Aug 24 2007

Being honest about the Bible

Tag: Bibledoug @ 9:03 pm

I normally find John Hobbins one of the most eirenic, balanced and coherent of bloggers, so I was a little surprised to find him making (what he cheerfully acknowledges) as an indefensible claim. He says:

One indefensible claim I am prepared to make is the following: that Scripture, just as we have it, in translation or in the Hebrew, Greek, and Aramaic copies in hand, is the Word of God and is fully and verbally inspired.

He justifies this statement by saying

That’s what happens when you are in love with something. You say indefensible things in praise of it.
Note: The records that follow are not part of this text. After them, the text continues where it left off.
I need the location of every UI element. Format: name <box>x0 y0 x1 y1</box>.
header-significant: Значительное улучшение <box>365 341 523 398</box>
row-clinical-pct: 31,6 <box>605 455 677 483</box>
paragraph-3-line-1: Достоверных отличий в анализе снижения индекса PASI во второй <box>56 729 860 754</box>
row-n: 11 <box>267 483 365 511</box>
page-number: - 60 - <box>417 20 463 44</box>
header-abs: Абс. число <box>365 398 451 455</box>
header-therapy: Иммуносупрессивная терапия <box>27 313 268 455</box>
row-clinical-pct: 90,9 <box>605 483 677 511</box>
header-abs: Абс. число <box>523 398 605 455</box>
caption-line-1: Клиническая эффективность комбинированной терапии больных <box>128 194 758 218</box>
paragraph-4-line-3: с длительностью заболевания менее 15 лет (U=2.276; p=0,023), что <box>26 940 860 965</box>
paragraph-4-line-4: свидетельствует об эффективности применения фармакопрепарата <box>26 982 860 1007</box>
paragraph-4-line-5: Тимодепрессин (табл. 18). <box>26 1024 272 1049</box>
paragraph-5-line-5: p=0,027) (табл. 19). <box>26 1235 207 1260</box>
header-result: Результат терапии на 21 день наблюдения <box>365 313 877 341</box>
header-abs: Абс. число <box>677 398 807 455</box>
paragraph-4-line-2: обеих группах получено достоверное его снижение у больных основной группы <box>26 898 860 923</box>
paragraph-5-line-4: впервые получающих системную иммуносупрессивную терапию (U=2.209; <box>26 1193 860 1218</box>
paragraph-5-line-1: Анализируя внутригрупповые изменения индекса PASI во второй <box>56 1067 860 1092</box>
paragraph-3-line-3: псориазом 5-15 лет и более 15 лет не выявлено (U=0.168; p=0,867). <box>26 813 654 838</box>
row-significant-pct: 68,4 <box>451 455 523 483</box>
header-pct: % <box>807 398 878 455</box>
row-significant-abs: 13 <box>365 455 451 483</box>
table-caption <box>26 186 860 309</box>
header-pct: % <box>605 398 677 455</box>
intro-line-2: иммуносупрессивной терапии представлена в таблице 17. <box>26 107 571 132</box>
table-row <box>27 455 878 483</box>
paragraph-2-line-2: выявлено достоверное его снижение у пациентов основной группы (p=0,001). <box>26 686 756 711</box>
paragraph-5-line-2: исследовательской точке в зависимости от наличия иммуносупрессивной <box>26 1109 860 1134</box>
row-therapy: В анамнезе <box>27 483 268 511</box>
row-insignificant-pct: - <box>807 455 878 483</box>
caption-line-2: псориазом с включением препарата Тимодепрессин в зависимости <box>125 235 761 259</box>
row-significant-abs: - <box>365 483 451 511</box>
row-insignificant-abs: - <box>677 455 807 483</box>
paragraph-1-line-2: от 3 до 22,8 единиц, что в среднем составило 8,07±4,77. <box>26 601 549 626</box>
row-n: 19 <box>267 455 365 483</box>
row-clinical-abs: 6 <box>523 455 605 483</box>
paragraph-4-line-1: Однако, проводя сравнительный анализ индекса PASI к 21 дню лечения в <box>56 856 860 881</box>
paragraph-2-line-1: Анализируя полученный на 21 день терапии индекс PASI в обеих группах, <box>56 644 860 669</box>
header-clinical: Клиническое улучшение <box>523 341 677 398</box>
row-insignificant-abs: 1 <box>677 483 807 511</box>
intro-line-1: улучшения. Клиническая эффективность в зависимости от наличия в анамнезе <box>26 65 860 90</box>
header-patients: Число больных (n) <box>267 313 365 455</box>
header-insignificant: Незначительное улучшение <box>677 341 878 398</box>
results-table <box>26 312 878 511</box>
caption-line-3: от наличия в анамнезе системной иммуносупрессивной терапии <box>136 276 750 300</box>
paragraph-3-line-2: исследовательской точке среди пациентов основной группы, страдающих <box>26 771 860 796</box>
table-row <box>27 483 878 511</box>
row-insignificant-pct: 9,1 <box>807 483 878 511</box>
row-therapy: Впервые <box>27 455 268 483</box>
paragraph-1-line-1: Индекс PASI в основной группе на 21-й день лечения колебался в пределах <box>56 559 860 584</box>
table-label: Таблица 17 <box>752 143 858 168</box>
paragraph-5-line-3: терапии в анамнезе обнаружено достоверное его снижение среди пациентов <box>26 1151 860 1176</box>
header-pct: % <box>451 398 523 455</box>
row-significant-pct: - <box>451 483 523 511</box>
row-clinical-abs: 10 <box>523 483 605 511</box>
He has, of course, already undermined himself by calling the versions and translations alike “fully and verbally inspired.” And then he promptly goes on to undermine it by pointing to  contradictions, copyists’ errors, and inadequacies. In the process he effectively redefines “fully and verbally” and, indeed “Scripture” in ways that would give those who normally use the language of plenary verbal inspiration conniptions if not infarctions. John defines these words and phrases (as I would define “Word of God”) by reference to the actual text(s) as we have it (them). But in so doing, I’m no longer sure what the words mean, or why one should need to make these claims, when they are prompted more by doctrinal disputes and definitions than by the texts under discussion.

It is all very well to say that love is blind, and then go on to make loving statements blindly, but that may not persuade anyone else that the object of our love is worth loving, or that we see clearly. So they may dismiss our infatuation as just that, and believing they see more clearly than us the imperfections of the beloved, simply turn their backs. So, I would rather find a language that looks realistically, and still loves. Perhaps, with sincere apologies to the Bard,1 I might (tongue-in-cheek) offer the following:

My scriptures’ words are scarcely well set down;
Koran is far tidier, than its poor sort.
If texts be pure, why then its scripts are brown;
If words be clear, darkened be its import.
I have read moral fables, clear and bright,
But hateful deeds and crimes fill out its tales;
And in some traditions is more delight,
Than in the law which from its pages hales.
I love to read its words, yet well I know
that scribe and tradent have their own imposed.
I never heard how God’s words from him go;
In human tongues my Bible is composed.
But God-in-flesh, this scripture is so fine,
that human words, and life, can show divine.